Onchocerca lupi, which causes eye infections in dogs and cats, is now affecting humans in an outbreak in the Southwestern U.S. Sally Koch Kubetin/Frontline Medical News

Onchocerca lupi, which causes eye infections in dogs and cats, is now affecting humans in an outbreak in the Southwestern U.S.

To date, six cases of humans infected by Onchocerca lupi have come to the attention of health officials, including those at the Centers for Disease Control and Prevention, due to symptoms from a nodule containing the parasite, according to Dr. Smith, a pediatrician with the University of Colorado School of Medicine and Children’s Hospital Colorado, Aurora. The affected patients range in age from 22 months to 50 years of age; three of the six reside in Arizona, two in New Mexico, and one in Texas.

In three of the six cases, the nodule was located in the cervical spinal canal. In the remaining three cases, nodules were located on the scalp, the forearm, and the superior rectus muscle of the orbit. Two of the patients reported insect bites at the nodule site years prior to presentation, while another patient owned a dog with eye lesions.

“No previous Onchocerca parasites are known to have tropism for the central nervous system,” Dr. Smith said. “In addition, five of the six cases presented in children. It is not clear whether children are disproportionately affected by this disease, or whether they are diagnosed more frequently.”

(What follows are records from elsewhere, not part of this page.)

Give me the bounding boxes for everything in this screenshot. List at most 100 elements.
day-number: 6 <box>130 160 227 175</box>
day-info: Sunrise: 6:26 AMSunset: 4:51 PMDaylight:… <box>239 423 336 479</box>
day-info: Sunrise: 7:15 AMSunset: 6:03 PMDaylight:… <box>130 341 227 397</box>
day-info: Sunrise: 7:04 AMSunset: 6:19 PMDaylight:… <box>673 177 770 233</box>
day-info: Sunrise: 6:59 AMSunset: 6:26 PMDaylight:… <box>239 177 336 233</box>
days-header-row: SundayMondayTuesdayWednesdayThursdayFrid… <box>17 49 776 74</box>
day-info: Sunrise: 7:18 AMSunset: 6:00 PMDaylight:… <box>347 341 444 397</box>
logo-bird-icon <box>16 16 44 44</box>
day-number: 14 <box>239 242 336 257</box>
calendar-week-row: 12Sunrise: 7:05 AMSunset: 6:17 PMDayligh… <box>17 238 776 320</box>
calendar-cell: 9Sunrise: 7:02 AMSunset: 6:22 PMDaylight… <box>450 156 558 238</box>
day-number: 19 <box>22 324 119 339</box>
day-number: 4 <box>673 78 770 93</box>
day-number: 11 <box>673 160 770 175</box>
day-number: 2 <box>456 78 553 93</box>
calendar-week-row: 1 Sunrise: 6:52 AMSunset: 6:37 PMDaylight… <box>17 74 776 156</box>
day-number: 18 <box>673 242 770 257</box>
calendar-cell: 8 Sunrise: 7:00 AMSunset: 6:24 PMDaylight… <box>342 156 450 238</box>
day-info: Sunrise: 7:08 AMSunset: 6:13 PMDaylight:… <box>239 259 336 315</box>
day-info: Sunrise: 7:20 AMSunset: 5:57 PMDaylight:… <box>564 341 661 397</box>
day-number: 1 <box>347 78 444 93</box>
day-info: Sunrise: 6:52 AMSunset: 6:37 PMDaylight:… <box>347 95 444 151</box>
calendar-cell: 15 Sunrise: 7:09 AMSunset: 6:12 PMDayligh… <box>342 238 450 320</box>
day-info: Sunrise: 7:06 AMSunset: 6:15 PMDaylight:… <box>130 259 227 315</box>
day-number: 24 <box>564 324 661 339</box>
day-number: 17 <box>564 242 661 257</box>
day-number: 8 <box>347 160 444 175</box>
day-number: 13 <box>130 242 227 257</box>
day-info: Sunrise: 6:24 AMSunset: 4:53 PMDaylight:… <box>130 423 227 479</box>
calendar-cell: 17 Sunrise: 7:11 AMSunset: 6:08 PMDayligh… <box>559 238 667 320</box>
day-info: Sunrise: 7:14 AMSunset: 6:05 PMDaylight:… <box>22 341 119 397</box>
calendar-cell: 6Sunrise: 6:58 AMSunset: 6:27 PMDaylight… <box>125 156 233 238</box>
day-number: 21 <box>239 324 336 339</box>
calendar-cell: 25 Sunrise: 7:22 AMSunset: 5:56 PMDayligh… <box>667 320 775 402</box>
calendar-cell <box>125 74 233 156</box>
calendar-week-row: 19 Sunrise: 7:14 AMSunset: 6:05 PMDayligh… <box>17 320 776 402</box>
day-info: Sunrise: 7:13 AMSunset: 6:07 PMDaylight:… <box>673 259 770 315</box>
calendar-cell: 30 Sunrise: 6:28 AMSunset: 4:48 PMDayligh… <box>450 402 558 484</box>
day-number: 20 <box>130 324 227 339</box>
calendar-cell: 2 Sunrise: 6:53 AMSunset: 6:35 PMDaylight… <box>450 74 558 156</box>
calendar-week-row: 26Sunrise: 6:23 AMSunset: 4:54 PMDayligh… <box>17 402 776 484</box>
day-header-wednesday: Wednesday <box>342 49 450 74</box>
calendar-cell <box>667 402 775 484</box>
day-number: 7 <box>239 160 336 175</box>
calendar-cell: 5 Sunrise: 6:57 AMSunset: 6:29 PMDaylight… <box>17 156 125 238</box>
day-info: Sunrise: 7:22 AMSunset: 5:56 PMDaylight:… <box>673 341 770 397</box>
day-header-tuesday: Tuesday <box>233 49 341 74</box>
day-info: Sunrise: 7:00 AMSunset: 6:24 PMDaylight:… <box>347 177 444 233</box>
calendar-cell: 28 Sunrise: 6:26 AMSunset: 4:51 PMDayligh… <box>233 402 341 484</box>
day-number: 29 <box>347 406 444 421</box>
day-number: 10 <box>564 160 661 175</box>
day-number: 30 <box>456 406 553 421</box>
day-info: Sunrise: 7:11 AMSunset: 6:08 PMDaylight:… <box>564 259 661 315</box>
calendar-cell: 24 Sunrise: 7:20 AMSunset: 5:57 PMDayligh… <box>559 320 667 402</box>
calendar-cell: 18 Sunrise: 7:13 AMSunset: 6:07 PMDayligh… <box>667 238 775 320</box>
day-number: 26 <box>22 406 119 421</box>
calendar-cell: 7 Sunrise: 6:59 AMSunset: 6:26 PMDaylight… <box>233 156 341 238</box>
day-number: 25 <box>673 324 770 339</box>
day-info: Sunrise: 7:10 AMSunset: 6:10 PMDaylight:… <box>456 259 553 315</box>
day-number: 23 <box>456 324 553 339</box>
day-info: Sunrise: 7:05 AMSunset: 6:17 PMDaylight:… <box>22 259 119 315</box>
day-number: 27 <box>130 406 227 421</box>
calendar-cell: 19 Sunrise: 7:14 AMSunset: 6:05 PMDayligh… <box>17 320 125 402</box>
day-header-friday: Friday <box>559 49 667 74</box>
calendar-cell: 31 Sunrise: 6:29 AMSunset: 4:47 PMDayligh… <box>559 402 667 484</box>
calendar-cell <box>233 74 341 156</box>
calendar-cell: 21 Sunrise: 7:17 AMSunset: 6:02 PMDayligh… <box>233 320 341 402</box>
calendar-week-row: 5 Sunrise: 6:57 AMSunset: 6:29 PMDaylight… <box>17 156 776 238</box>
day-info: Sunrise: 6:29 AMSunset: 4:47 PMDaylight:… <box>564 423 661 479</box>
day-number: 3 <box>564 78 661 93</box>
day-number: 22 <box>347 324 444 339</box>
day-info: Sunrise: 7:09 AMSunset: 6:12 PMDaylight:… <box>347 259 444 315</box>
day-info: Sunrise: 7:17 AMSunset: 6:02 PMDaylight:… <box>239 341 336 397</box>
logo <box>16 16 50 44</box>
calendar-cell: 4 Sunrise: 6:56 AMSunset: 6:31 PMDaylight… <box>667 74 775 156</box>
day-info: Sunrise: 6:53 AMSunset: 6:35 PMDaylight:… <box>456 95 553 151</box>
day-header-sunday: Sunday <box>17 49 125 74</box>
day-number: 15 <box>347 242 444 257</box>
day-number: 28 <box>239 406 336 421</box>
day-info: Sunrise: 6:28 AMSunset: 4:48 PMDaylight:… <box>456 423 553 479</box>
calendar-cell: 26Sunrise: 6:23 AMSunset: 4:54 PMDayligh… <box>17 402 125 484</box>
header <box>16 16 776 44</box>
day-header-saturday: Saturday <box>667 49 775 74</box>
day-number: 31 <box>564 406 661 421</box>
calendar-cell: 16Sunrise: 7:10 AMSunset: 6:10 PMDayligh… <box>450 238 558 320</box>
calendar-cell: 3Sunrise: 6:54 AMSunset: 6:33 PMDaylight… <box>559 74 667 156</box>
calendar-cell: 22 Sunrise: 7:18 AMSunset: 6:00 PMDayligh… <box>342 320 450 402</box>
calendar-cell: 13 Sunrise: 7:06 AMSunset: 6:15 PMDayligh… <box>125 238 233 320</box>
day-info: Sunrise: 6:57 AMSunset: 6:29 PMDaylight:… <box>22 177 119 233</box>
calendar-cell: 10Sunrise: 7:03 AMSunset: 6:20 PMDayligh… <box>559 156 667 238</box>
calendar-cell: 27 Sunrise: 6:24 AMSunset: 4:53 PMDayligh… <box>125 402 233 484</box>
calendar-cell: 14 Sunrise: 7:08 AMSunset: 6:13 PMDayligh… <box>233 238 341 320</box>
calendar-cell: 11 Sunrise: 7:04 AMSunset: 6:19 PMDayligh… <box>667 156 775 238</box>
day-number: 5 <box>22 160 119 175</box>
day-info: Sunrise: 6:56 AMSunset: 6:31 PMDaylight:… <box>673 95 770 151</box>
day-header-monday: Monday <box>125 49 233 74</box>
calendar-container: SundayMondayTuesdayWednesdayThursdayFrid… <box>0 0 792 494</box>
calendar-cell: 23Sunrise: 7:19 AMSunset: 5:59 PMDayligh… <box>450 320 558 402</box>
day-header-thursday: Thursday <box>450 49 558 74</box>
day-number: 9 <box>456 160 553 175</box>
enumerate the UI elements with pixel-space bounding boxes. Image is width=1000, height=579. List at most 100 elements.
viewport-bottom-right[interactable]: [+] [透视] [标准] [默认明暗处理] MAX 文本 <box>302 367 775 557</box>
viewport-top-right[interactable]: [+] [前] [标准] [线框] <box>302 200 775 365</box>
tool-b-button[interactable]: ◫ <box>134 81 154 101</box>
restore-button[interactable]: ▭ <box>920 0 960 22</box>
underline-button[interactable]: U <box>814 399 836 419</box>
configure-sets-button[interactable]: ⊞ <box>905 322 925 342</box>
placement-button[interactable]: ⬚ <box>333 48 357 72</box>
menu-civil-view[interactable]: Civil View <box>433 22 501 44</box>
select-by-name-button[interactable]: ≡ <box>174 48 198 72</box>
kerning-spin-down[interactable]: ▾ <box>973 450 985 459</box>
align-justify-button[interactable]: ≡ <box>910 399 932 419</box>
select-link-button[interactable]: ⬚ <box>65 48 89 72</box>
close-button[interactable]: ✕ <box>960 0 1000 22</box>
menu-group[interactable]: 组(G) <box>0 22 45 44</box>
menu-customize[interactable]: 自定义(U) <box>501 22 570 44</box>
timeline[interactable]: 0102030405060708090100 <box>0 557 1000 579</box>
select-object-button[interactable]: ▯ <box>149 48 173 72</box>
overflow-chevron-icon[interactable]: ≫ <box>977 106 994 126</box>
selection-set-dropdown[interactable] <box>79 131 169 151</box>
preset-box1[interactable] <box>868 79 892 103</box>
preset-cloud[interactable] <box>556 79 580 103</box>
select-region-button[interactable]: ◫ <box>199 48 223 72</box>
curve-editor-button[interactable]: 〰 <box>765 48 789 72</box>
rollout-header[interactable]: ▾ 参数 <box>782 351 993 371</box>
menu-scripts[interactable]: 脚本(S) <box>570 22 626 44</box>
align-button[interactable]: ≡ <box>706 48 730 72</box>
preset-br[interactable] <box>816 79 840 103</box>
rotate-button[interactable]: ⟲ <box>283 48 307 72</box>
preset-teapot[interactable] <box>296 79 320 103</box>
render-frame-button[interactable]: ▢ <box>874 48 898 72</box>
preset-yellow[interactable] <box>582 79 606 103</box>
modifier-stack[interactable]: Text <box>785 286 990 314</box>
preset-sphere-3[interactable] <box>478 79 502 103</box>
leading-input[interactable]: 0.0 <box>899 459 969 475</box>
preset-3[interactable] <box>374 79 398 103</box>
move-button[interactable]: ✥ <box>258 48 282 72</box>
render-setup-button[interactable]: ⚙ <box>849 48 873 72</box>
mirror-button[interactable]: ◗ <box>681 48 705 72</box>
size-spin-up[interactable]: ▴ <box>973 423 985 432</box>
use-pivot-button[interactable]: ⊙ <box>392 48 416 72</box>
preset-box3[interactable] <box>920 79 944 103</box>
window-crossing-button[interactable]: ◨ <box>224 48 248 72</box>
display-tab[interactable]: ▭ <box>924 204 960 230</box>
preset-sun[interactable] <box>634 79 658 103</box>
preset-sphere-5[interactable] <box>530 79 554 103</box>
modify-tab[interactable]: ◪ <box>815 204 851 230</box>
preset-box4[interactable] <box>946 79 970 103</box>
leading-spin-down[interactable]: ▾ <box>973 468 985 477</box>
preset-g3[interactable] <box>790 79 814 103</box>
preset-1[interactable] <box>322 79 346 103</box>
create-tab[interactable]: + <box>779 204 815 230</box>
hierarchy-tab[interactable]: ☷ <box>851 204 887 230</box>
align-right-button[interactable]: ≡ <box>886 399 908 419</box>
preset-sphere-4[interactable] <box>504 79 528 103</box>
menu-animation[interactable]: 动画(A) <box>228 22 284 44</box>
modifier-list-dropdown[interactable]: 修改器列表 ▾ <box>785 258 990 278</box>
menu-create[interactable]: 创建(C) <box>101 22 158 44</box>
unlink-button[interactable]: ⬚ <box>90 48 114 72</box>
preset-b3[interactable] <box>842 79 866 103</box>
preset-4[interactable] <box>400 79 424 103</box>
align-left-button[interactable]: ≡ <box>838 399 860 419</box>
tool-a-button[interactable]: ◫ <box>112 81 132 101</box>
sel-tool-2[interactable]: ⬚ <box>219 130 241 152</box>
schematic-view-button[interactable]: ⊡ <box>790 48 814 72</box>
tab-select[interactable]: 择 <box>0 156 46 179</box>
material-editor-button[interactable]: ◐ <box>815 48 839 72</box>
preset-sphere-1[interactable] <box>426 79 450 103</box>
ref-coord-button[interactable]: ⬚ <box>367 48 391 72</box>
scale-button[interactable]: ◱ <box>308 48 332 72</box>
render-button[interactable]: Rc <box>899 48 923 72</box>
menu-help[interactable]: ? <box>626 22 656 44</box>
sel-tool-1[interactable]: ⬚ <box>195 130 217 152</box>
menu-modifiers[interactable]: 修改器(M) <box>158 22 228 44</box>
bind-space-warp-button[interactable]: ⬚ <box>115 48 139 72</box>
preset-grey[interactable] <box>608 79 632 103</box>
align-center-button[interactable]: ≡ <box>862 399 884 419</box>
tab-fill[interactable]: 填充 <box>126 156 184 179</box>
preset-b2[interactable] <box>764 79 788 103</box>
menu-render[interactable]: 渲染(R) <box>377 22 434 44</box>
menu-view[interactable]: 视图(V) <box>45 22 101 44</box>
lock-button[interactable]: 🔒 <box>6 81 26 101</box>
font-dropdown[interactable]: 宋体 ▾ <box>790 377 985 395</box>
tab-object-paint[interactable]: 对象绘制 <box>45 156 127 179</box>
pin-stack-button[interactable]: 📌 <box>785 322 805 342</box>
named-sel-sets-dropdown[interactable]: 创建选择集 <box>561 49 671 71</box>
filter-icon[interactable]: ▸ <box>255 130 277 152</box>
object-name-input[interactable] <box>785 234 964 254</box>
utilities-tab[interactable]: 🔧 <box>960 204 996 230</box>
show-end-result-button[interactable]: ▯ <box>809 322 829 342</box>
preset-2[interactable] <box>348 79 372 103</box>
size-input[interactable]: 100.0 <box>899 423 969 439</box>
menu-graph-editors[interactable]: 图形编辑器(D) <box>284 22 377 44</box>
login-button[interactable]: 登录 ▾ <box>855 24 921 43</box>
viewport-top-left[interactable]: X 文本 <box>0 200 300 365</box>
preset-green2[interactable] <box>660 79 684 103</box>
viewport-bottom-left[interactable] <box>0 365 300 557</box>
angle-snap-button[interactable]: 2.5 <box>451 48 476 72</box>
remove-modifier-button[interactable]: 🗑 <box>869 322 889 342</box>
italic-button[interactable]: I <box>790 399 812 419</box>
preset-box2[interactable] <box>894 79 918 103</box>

Treatment included surgical excision and antiparasitic treatment for most cases. To date, all patients have remained asymptomatic following treatment. Dr. Smith said that more information about Onchocerca lupi will become available as additional cases are described. “Continued epidemiologic investigation will help define the life cycle of this organism, describe the spectrum of human disease, develop approaches to diagnosis and management, and design prevention strategies,” she said.

IDWeek marks the combined annual meetings of the Infectious Diseases Society of America, the Society for Healthcare Epidemiology of America, the HIV Medicine Association, and the Pediatric Infectious Diseases Society. The researchers reported having no financial disclosures.